CUATRO Y la premisa es impresionante y acertada. Le Carré nos ofreció una última y muy oscura dosis de Smiley en 2017 con la magnífica El legado del espía como contrapunto iluminador a las sombras casi iniciales El espía que volvió del frío. (y un poco revisándome/reescribiéndome). Harkaway también regresa a esa revolucionaria obra maestra del género publicada en 1963. Pero en lugar de eso, se concentra en explorar, desclasificar y encontrar los inicios de esa década perdida que se encuentra entre el escenario de esa novela y el de un topo. Ahí lo tienen, una resaca de ese sacrificio del dedicado Alec Leamas y las raíces podridas de la traición del infame Bill Haydon. Y Smiley se ha visto obligado a salir de su retiro desilusionado y todavía no sufre tanto la frivolidad de su inestable y fiel infiel esposa y aquí la más complaciente Lady Ann (mucho mejor delineada en la versión de Harkaway, especialmente preocupada y ocupada dando más importancia a los personajes femeninos) que van y vienen por el pequeño circo que va y viene por el pequeño circo. MI6 en el que se confunden magos y trapecistas sin redes y ventrílocuos, domadores y payasos (uno de los espías soviéticos que desertó en la novela pregunta cómo le pagan para protagonizar una película con Peter Sellers).
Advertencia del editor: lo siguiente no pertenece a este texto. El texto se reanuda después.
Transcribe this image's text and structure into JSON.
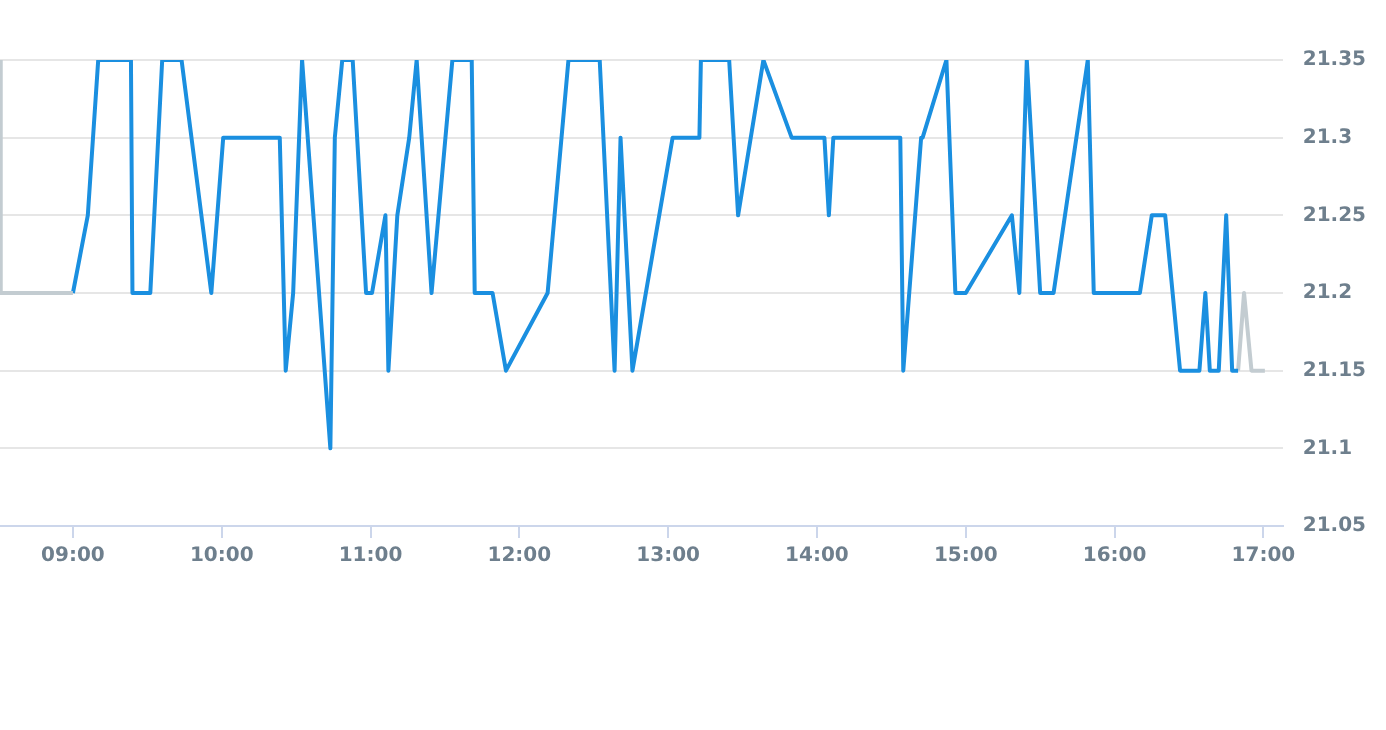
{
  "chart_data": {
    "type": "line",
    "xlim": [
      8.51,
      17.13
    ],
    "xticks": [
      {
        "value": 9,
        "label": "09:00"
      },
      {
        "value": 10,
        "label": "10:00"
      },
      {
        "value": 11,
        "label": "11:00"
      },
      {
        "value": 12,
        "label": "12:00"
      },
      {
        "value": 13,
        "label": "13:00"
      },
      {
        "value": 14,
        "label": "14:00"
      },
      {
        "value": 15,
        "label": "15:00"
      },
      {
        "value": 16,
        "label": "16:00"
      },
      {
        "value": 17,
        "label": "17:00"
      }
    ],
    "ylim": [
      21.05,
      21.35
    ],
    "yticks": [
      21.05,
      {
        "value": 21.1,
        "label": "21.1"
      },
      21.15,
      {
        "value": 21.2,
        "label": "21.2"
      },
      21.25,
      {
        "value": 21.3,
        "label": "21.3"
      },
      21.35
    ],
    "grid": "y",
    "legend": false,
    "marker": "none",
    "line_style": "solid",
    "series": [
      {
        "color": "#c3ccd1",
        "x": [
          8.51,
          8.515,
          9.0
        ],
        "values": [
          21.35,
          21.2,
          21.2
        ]
      },
      {
        "color": "#1a8fe0",
        "x": [
          9.0,
          9.1,
          9.17,
          9.39,
          9.4,
          9.52,
          9.6,
          9.73,
          9.93,
          10.01,
          10.39,
          10.43,
          10.48,
          10.54,
          10.73,
          10.76,
          10.81,
          10.88,
          10.97,
          11.01,
          11.1,
          11.12,
          11.18,
          11.26,
          11.31,
          11.41,
          11.55,
          11.68,
          11.7,
          11.82,
          11.91,
          12.19,
          12.33,
          12.54,
          12.64,
          12.68,
          12.76,
          13.03,
          13.21,
          13.22,
          13.41,
          13.47,
          13.64,
          13.83,
          14.05,
          14.08,
          14.11,
          14.56,
          14.57,
          14.58,
          14.7,
          14.71,
          14.87,
          14.93,
          15.0,
          15.31,
          15.36,
          15.41,
          15.5,
          15.59,
          15.82,
          15.86,
          16.17,
          16.25,
          16.34,
          16.44,
          16.57,
          16.61,
          16.64,
          16.7,
          16.75,
          16.79,
          16.83
        ],
        "values": [
          21.2,
          21.25,
          21.35,
          21.35,
          21.2,
          21.2,
          21.35,
          21.35,
          21.2,
          21.3,
          21.3,
          21.15,
          21.2,
          21.35,
          21.1,
          21.3,
          21.35,
          21.35,
          21.2,
          21.2,
          21.25,
          21.15,
          21.25,
          21.3,
          21.35,
          21.2,
          21.35,
          21.35,
          21.2,
          21.2,
          21.15,
          21.2,
          21.35,
          21.35,
          21.15,
          21.3,
          21.15,
          21.3,
          21.3,
          21.35,
          21.35,
          21.25,
          21.35,
          21.3,
          21.3,
          21.25,
          21.3,
          21.3,
          21.3,
          21.15,
          21.3,
          21.3,
          21.35,
          21.2,
          21.2,
          21.25,
          21.2,
          21.35,
          21.2,
          21.2,
          21.35,
          21.2,
          21.2,
          21.25,
          21.25,
          21.15,
          21.15,
          21.2,
          21.15,
          21.15,
          21.25,
          21.15,
          21.15
        ]
      },
      {
        "color": "#c3ccd1",
        "x": [
          16.83,
          16.87,
          16.92,
          17.01
        ],
        "values": [
          21.15,
          21.2,
          21.15,
          21.15
        ]
      }
    ]
  }
}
Y sí, Harkaway demuestra ser el perfecto emulador, más que imitador, de la prosa seca y cromada de su padre (a la que añade toques de sentimentalismo y calidez) mientras deambula por Londres, Viena y Portugal y sitia Berlín detrás y delante de los vagabundeos de la gran némesis de Smiley: la soviética y KGB Karla. La trama, por supuesto, es, como corresponde, compleja y se resiste a la brevedad y, una marca registrada de la casa, se basa en vertiginosas conversaciones circulares con un aire trágico y sombrío isabelino. negro.

Y sí, Harkaway (Nicholas Cornwell) adoptó su seudónimo para no estar relacionado con el seudónimo de su padre. Pero aquí –el propio Harkaway explica su responsabilidad y el desafío e implementación del método en una reveladora y tierna nota inicial– termina abrazándolo y recordando que aprendió a hablar escuchando a su padre leer en voz alta las páginas de sus novelas y escuchando cintas de sus libros. Formación que ha dado excelentes resultados y se ha ganado la admiración y el agradecimiento de firmas como William Boyd, Ian Rankin y Mick Herron.

Así que Rodríguez espera que no tengamos que esperar mucho para saber qué decide Smiley después de lo que decide Karla.

Mientras tanto, y hasta entonces, una buena noticia, un alto secreto que no se guarda, confidencial para revelar el secreto, alegría para damas y caballeros, vengan a leer: una vez hubo circo, circo vuelve a ser.